Arizona Sky is a 2008 independent gay-themed romantic drama that was written, directed, and produced by Jeff London. Filmed in Lake Havasu City, Arizona and Bakersfield, California in the spirit of Brokeback Mountain, Arizona Sky follows the lives of two young men from rural America who fall in love as teenagers and find a way to rekindle that love later in life.

==Plot==
Arizona Sky is a romantic story of two high school buddies who reconnect with desire in their hearts. As the film opens, the teenagers Kyle and Jake are getting together for what appears to be a regular ritual of sleeping under the desert stars. The passions of first love are evident in these two young men. They eat some supper and then curl up on blankets for an evening of necking in the back of Kyle's truck. This happy interlude is at an end, as Jake is set to move with his dad to the big city.

Fifteen years pass and the film picks up with an adult Jake now a successful film producer with a stressed and loveless life. After an anxiety attack, Jake's assistant Brian urges him to take a break from all stresses for the first time in years, encouraging him that it's time to take a vacation and step back from his troubles. This is seconded by Jake's friend Steve, who agrees to accompany Jake to his hometown in Arizona to help him find himself and unwind.

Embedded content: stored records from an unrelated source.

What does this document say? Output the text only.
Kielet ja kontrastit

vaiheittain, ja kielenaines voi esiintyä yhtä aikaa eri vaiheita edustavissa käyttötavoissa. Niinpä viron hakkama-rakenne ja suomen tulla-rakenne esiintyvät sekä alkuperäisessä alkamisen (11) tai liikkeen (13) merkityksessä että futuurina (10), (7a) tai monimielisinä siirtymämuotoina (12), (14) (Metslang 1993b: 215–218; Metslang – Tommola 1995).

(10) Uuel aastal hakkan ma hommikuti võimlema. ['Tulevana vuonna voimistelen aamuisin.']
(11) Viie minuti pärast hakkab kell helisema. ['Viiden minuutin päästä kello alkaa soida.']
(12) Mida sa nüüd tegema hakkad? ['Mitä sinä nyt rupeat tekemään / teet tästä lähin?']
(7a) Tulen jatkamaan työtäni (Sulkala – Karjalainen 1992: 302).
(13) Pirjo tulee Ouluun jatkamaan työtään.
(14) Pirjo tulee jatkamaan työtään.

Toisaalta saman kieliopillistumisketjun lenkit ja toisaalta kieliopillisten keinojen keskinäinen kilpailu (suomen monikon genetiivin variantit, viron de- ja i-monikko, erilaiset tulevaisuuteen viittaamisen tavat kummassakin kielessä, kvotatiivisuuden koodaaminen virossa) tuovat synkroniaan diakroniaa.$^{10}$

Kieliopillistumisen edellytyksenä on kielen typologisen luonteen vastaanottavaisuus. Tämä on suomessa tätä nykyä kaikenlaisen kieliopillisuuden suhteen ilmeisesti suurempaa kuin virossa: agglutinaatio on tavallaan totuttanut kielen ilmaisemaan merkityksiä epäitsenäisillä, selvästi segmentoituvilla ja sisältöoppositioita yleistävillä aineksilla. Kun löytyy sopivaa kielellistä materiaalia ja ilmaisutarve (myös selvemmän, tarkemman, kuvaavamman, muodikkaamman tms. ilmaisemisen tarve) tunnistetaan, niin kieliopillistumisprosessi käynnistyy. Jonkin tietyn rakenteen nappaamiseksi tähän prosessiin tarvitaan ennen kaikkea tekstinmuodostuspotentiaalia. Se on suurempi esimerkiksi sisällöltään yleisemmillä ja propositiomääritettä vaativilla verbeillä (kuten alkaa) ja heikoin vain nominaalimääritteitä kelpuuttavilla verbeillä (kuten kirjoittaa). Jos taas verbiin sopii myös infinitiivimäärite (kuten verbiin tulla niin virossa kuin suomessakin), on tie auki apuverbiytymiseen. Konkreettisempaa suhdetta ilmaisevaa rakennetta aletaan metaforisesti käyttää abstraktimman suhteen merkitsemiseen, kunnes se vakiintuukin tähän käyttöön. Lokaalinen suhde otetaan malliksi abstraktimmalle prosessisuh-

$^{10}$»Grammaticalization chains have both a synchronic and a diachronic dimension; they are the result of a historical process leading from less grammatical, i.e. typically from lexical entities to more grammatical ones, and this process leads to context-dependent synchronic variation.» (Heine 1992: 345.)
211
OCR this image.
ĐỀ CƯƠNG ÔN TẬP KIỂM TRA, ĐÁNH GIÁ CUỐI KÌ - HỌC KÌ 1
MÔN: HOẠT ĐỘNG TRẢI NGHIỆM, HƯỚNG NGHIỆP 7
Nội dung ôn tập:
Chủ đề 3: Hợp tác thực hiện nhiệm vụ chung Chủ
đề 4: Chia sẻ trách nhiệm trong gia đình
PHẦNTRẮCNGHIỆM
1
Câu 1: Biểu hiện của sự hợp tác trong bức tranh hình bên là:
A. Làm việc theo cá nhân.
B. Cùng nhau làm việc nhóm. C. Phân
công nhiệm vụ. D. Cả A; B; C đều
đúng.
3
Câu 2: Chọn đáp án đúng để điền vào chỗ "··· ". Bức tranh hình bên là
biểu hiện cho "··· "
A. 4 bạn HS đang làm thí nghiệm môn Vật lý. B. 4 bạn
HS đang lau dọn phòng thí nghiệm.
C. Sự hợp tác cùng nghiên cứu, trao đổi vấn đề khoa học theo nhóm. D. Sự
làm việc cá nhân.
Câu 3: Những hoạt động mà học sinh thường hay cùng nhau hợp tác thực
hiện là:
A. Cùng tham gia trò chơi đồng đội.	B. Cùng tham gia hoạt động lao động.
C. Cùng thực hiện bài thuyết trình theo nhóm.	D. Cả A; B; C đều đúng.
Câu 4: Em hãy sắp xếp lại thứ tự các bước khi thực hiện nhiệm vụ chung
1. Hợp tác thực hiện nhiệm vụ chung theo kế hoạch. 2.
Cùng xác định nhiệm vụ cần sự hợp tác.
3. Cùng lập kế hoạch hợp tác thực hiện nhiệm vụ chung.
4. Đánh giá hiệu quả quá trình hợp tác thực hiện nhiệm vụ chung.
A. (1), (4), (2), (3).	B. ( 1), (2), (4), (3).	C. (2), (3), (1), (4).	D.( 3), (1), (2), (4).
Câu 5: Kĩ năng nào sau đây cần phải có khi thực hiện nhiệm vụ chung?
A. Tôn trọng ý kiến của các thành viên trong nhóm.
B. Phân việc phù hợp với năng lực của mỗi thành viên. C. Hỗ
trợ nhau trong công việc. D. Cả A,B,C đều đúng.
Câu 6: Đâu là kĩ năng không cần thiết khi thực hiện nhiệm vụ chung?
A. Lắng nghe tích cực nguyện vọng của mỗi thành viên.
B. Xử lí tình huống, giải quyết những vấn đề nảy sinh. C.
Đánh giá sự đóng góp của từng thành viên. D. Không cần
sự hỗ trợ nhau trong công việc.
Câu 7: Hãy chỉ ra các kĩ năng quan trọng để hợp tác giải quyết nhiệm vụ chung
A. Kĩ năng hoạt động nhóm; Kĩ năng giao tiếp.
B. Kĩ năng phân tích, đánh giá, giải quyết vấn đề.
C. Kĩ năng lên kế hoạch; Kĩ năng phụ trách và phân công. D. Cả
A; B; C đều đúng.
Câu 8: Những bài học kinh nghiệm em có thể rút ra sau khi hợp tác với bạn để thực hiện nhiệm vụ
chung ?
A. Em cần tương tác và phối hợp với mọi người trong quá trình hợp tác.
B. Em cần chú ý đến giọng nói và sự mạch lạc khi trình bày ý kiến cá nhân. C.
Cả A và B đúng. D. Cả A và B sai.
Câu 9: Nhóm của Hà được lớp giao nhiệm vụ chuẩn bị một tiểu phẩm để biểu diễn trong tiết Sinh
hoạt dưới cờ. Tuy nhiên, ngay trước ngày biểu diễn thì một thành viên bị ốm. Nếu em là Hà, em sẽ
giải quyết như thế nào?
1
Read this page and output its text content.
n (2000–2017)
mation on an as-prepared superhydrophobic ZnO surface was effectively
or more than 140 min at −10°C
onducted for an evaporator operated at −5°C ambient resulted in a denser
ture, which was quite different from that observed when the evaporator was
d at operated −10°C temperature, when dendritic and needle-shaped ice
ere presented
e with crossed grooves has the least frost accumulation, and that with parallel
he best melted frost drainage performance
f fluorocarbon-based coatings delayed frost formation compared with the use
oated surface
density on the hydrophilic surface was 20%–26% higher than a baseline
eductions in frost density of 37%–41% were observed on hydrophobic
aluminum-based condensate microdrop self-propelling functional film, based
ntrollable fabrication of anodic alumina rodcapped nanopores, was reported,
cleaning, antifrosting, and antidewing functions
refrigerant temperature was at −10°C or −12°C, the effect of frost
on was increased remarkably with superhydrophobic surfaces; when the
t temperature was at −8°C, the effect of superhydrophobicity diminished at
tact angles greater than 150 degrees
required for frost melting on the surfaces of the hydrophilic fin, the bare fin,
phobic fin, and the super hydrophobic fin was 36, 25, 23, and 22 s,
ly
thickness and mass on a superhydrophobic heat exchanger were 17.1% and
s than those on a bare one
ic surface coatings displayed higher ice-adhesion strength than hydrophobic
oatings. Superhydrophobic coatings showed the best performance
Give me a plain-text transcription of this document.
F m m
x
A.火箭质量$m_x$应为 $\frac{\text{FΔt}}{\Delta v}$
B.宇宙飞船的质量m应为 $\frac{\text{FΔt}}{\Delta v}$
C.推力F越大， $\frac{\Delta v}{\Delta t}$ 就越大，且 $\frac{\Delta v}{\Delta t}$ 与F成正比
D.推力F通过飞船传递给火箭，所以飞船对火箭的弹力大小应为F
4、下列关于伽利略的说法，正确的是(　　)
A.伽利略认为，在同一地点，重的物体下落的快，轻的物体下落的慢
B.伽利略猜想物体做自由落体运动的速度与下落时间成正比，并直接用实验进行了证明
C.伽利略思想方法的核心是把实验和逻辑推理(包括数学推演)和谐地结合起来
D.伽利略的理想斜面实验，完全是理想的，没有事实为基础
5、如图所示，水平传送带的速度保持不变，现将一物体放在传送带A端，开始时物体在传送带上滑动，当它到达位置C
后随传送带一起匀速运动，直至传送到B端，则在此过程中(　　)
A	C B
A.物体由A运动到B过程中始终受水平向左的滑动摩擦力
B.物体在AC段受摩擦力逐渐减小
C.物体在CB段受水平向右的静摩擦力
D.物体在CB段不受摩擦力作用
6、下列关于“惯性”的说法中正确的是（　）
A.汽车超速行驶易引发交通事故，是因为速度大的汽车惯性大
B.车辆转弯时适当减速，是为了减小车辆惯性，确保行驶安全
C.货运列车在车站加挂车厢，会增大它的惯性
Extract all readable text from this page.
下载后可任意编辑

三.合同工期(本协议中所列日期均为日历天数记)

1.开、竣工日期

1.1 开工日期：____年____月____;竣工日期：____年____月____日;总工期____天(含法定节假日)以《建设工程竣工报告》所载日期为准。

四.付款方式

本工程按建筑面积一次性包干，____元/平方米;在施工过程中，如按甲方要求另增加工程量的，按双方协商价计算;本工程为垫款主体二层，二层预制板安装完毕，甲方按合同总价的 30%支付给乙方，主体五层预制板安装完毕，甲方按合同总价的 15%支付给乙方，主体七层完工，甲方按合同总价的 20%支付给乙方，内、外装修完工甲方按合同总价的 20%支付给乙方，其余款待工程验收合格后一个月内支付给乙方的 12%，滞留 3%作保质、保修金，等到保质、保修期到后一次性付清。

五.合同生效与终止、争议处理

Once more in Arizona, Jake finds Kyle's Aunt Elaine listed in the local phone book. Through her he finds that Kyle is a breakfast cook for a local diner as well as a ranch hand and mechanic with his cousin Heath. The two now-grown men reconnect and discover the spark is still there. Though Kyle is in the closet with his desires, all of his feelings spill to the surface as he and his old friend get to know each other better.

==Cast==
- Eric Dean as adult Jake
- Blaise Embry as young Jake
- Kyle Buckland as young Kyle
- Jayme McCabe as adult Kyle
- Patricia Place as Aunt Elaine
- Evan Cuthbert as Brian
- Brent King as Steve
- Emerson Smith as Heath
- Bernadette Murray as Cora

==Reception==
Arizona Sky was an official selection of the Philadelphia Gay and Lesbian International Film Festival. The film saw a DVD release on November 18, 2008.